Ouster is a San Francisco-based lidar technology company, established in 2015 by co-founders Angus Pacala and Mark Frichtl. The firm develops high-resolution digital lidar sensors that deliver 3D spatial awareness to a broad range of applications — from autonomous vehicles and industrial robots to drones and smart traffic infrastructure.
Year-to-date, OUST has climbed an extraordinary 142%, with the June 29 session alone contributing a 28.68% spike. Trading volume during the rally surged well above the stock's historical average, and a new 52-week high of approximately $54 was established during the same period.
At the heart of the rally is a significantly expanded manufacturing partnership with Benchmark Electronics. Under the agreement, Ouster has committed to producing more than 100,000 Rev8 OS digital lidar sensors annually over a 10-year period. The production ramp targets customers across industrial automation, robotics, automotive, and smart infrastructure sectors.
Alongside that deal, Ouster inked a multi-year supply agreement with AIM Intelligent Machines to deliver Rev8 native-color lidar technology for autonomous heavy equipment deployments.

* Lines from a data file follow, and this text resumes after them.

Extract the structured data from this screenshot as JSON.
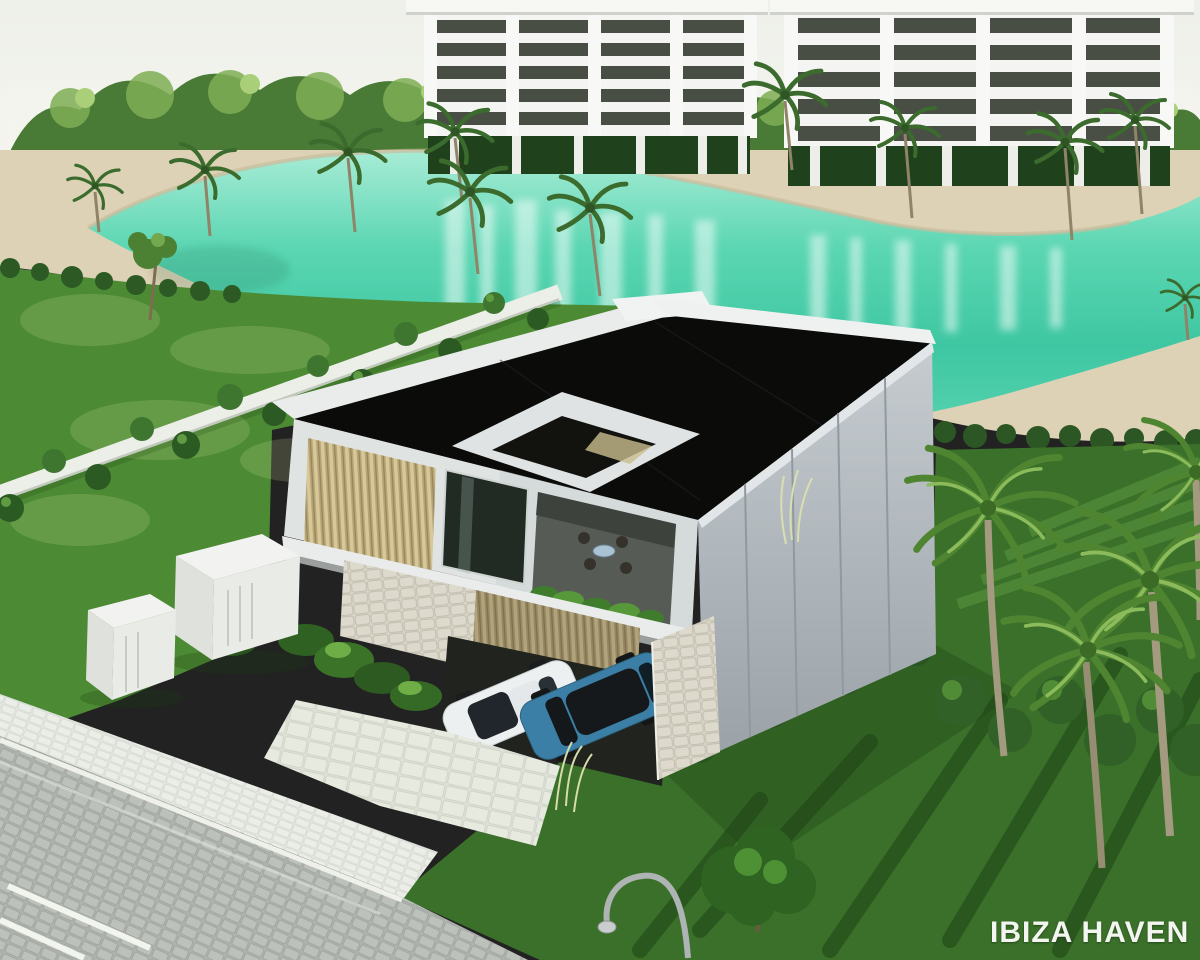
{
  "watermark": {
    "text": "IBIZA HAVEN",
    "color": "#f3f5f0"
  },
  "palette": {
    "sky": "#eef0ea",
    "tree_dark": "#3a6a2e",
    "tree_light": "#86b356",
    "building_white": "#f4f5f2",
    "window_dark": "#3b4037",
    "sand": "#ddd2b6",
    "water_turquoise": "#41c9a4",
    "water_light": "#a8ecd6",
    "grass": "#4c8a33",
    "grass_dark": "#3a7029",
    "roof": "#0b0b09",
    "villa_white": "#e7eae9",
    "villa_grey_wall": "#b3bac0",
    "slat_wood": "#c9b98a",
    "stone": "#d5d2c4",
    "car_white": "#edf0f1",
    "car_blue": "#3c7fa6",
    "road": "#b7bcb7",
    "lamp_grey": "#aeb3b4"
  }
}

The partnership focuses on converting mining, construction, and defense machinery into self-driving fleets through retrofit solutions. Notably, AIM's autonomy kit can be installed in under 24 hours without voiding existing equipment warranties, and it operates entirely offline — without requiring cellular connectivity, cloud access, or GPS signals. This makes it especially valuable for remote mining operations and defense applications where network reliability cannot be guaranteed.
A third deal with FieldAI places Rev8 lidar at the core of general-purpose robots designed for unstructured environments. This collaboration expands Ouster's total addressable market well beyond passenger vehicles, tapping into the broader robotics sector that is rapidly scaling up globally.
Adding to the momentum, Ouster's BlueCity traffic management platform has gone live at more than 40 highway locations near MetLife Stadium. The deployment creates real-time digital models of traffic flow in preparation for FIFA World Cup matches — a high-profile use case that added approximately 4% to the stock on announcement day.
Despite the excitement, investors should weigh the risks carefully. Ouster is not yet profitable. The company generated around $169 million in revenue over the trailing twelve months and maintains a solid gross margin, but operating expenses push it into net losses and negative cash flow territory. On a more reassuring note, the company carries minimal debt and holds substantial cash reserves, reducing any near-term need to raise additional capital.
However, the stock's valuation has outpaced the underlying fundamentals. Shares are now trading at a steep premium relative to current sales, a level that implicitly prices in aggressive future growth. Adding a note of caution, company insiders have sold tens of millions of dollars worth of shares over the past three months.
The real litmus test arrives on August 6, when Ouster is scheduled to report its next quarterly earnings. That report will reveal whether deals with Benchmark Electronics, AIM Intelligent Machines, and FieldAI are generating meaningful revenue — or whether the stock has simply gotten ahead of what the business can realistically deliver in the near term.